Joshua Pierce (piano); Slovak State Chamber Orchestra of Zilina; Slovak Radio Symphony Orchestra/Kirk Trevor (MSR Classics)

Our rating 
3.0 out of 5 star rating 3.0

Britten • Finzi • Milhaud • R Strauss
Britten: Young Apollo; Finzi: Eclogue; Milhaud: Le Carnaval d’Aix; Strauss: The Bourgeois Gentleman – Suite
Joshua Pierce (piano); Slovak State Chamber Orchestra of Zilina; Slovak Radio Symphony Orchestra/Kirk Trevor
MSR Classics MS1756   69:11 mins


The raison d’être for this slightly miscellaneous-seeming choice of works is that the piano plays a prominent but not quite concerto-like role in all of them. In Young Apollo, Britten’s brief, bright paean to the tonic chord of A major, its function is to add florid arpeggios and to define bouncy rhythms; in Milhaud’s jolly Le Carnaval d’Aix – 12 very short movements on traditional tunes and dances – the piano is more integrated into his typically chunky orchestration.
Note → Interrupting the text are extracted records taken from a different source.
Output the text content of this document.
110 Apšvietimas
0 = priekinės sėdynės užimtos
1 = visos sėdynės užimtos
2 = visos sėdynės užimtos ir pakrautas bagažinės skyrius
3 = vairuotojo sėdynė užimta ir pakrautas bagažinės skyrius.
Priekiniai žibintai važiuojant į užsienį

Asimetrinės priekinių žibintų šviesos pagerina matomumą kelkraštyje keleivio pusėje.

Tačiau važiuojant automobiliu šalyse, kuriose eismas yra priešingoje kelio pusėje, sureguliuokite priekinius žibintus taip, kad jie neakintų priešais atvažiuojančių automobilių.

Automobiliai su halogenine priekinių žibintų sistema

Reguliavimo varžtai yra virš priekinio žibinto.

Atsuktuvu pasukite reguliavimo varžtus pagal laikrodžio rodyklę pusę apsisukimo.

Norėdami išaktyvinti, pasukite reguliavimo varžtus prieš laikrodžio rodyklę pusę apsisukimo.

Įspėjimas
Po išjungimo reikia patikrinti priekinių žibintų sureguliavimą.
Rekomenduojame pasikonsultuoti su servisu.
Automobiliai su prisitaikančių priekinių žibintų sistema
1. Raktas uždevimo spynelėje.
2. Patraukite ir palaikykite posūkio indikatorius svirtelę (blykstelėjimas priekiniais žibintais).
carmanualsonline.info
Gerald Finzi’s Eclogue – all that remains of a projected piano concerto – is cast rather as a calm, and not-so calm dialogue between piano and strings, whereas in Strauss’s neo-baroque confection drawn from his incidental music for Molière’s comedy, Le bourgeois gentilhomme, the piano only features in five of the nine movements, sometimes in brief solos, sometimes in a more continuo-like way.

The Britten goes well enough with flamboyant roulades from the US pianist Joshua Pierce and incisive playing from the Slovak State Chamber Orchestra of Zilina, while the American conductor Kirk Trevor secures an appropriately brash energy in the Milhaud – it is not very subtle music. In the Finzi Eclogue, Pierce is more forward-moving in the opening solo than one usually hears, and the reading, with the strings of the State Radio Symphony Orchestra of Bratislava, leans towards intensity rather than repose. And, despite some nicely turned orchestral solos, the Strauss suite is a little disappointing, lacking the wit and sweetness of the best performances, and not helped by a slightly edgy and less than ideally balanced recording. Altogether a mixed bag.